# Planar intersection

• Oct 28th 2010, 05:48 PM
ninjake
Planar intersection
so I have a question I cannot answer in my calculus/vectors course, and it's driving me insane. if someone could just tell me how to find k i would be forever grateful.

'Find the value of k such that the three planes will always intersect in a point, then find the point of intersection.'

π1: x+2y-z-5=0
π2: x+ky-3z+11=0
π3 2x+y+z+10=0
• Oct 28th 2010, 06:10 PM
Ackbeet
From a linear algebra perspective, you get the intersection of a point if the system of equations you have there has exactly one solution, right? And when does that happen for the system

$A\mathbf{x}=\mathbf{b},$ where

$A=\begin{bmatrix}1 &2 &-1\\ 1 &k &-3\\ 2 &1 &1\end{bmatrix}\qquad\text{and}\qquad\mathbf{b}=\b egin{bmatrix}5\\-11\\-10\end{bmatrix}?$
• Oct 28th 2010, 06:14 PM
ninjake
Thats my problem, i'm drawing a complete blank. I've tried all the methods I know to narrow it down, and so far all I know is k cannot be 4
• Oct 29th 2010, 02:10 AM
Ackbeet
I wouldn't call that a complete blank! Especially since it's correct. k = 4 makes the matrix A singular, which means you'd get at least a line of intersection, not a single point.

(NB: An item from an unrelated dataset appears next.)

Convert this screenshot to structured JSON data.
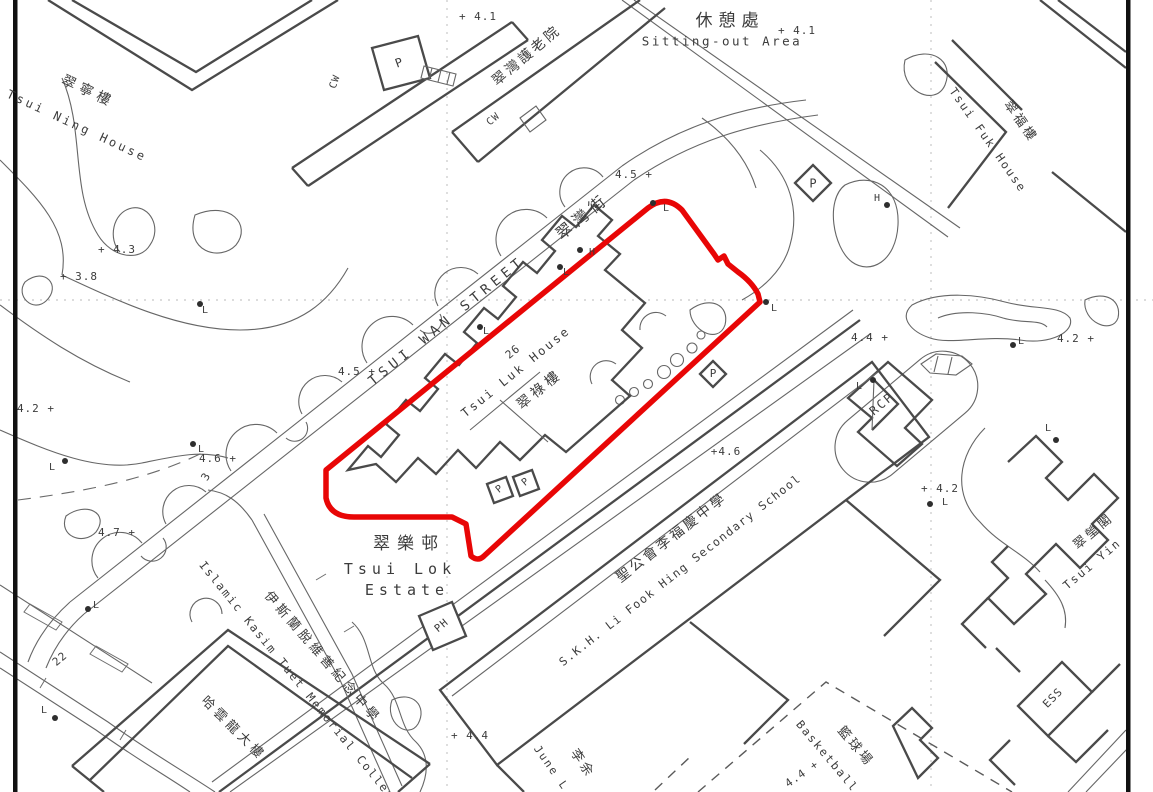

What's puzzling to me, and it sounds like to you, is that the problem asks for "the" value of k that makes the intersection just a point. That sounds to me like a typo. There are infinitely many values of k that make the intersection one unique point. Just with my own investigations here, solving the system by leaving k unspecified yields different solutions that depend on k.

That's the best I can do for you, I'm afraid. I think it's a typo. They should have asked "What value of k makes the intersection a line?"